A private key, which you do not share with others.
Documents
are encrypted by using the public keys (certificates) of the users who
will receive the document. When users receive an encrypted document, they
use their private keys to decrypt it.
Certificates are typically
issued and digitally signed by a certificate authority (CA). A CA is
a recognized entity that provides a measure of confidence in the validity
of the certificate. Certificates have an expiration date, after
which they are no longer valid. In addition, certificate revocation
lists (CRLs) provide information about certificates that were revoked
prior to their expiration date. Certificate authorities publish
CRLs periodically.

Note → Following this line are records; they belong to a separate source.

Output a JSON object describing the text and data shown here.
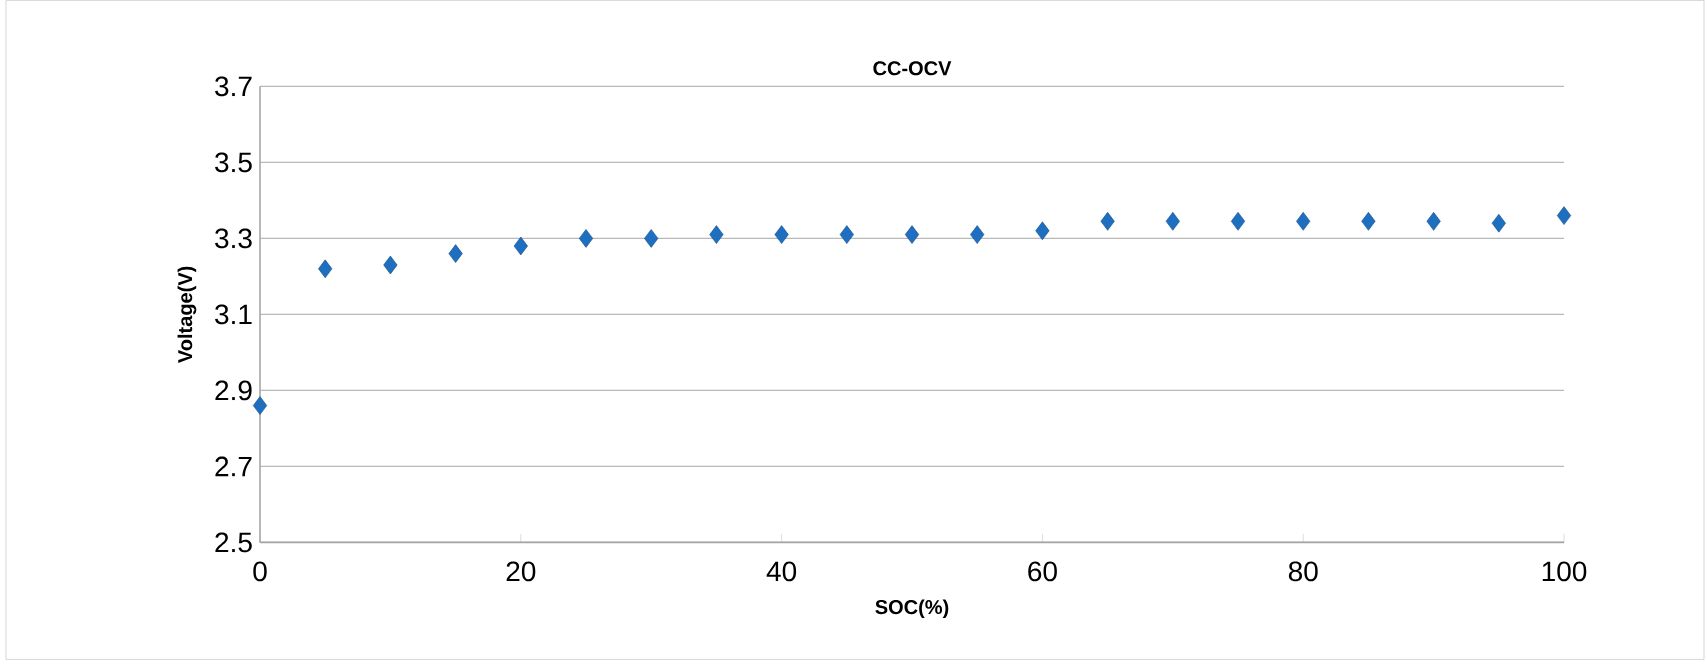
{
  "chart_data": {
    "type": "scatter",
    "title": "CC-OCV",
    "xlabel": "SOC(%)",
    "ylabel": "Voltage(V)",
    "x": [
      0,
      5,
      10,
      15,
      20,
      25,
      30,
      35,
      40,
      45,
      50,
      55,
      60,
      65,
      70,
      75,
      80,
      85,
      90,
      95,
      100
    ],
    "values": [
      2.86,
      3.22,
      3.23,
      3.26,
      3.28,
      3.3,
      3.3,
      3.31,
      3.31,
      3.31,
      3.31,
      3.31,
      3.32,
      3.345,
      3.345,
      3.345,
      3.345,
      3.345,
      3.345,
      3.34,
      3.36
    ],
    "color": "#1f6fc0",
    "marker": "diamond",
    "xlim": [
      0,
      100
    ],
    "xticks": [
      0,
      20,
      40,
      60,
      80,
      100
    ],
    "ylim": [
      2.5,
      3.7
    ],
    "yticks": [
      2.5,
      2.7,
      2.9,
      3.1,
      3.3,
      3.5,
      3.7
    ],
    "grid": "y"
  }
}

The revocation status of a certificate can also
be retrieved through Online Certificate Status Protocol (OCSP) over
the network.
When you use certificates to encrypt a PDF document,
you can add permissions that specify tasks that individual users
can do with the document. For example, you can specify whether they
can sign and fill, edit, or print the PDF document.
Before
you can encrypt a PDF document with a certificate, you must use Administration
Console to add the certificate to LiveCycle.
Note: It
is recommended that you do not encrypt a document prior to uploading it
to the repository. If you upload an encrypted PDF document to the
repository, it cannot decrypt the PDF document and extract the XDP
content.
A password-encrypted PDF document must be unlocked
before another LiveCycle operation, such as digitally signing the
PDF document, can be performed on it. (See Unlocking encrypted PDF documents.)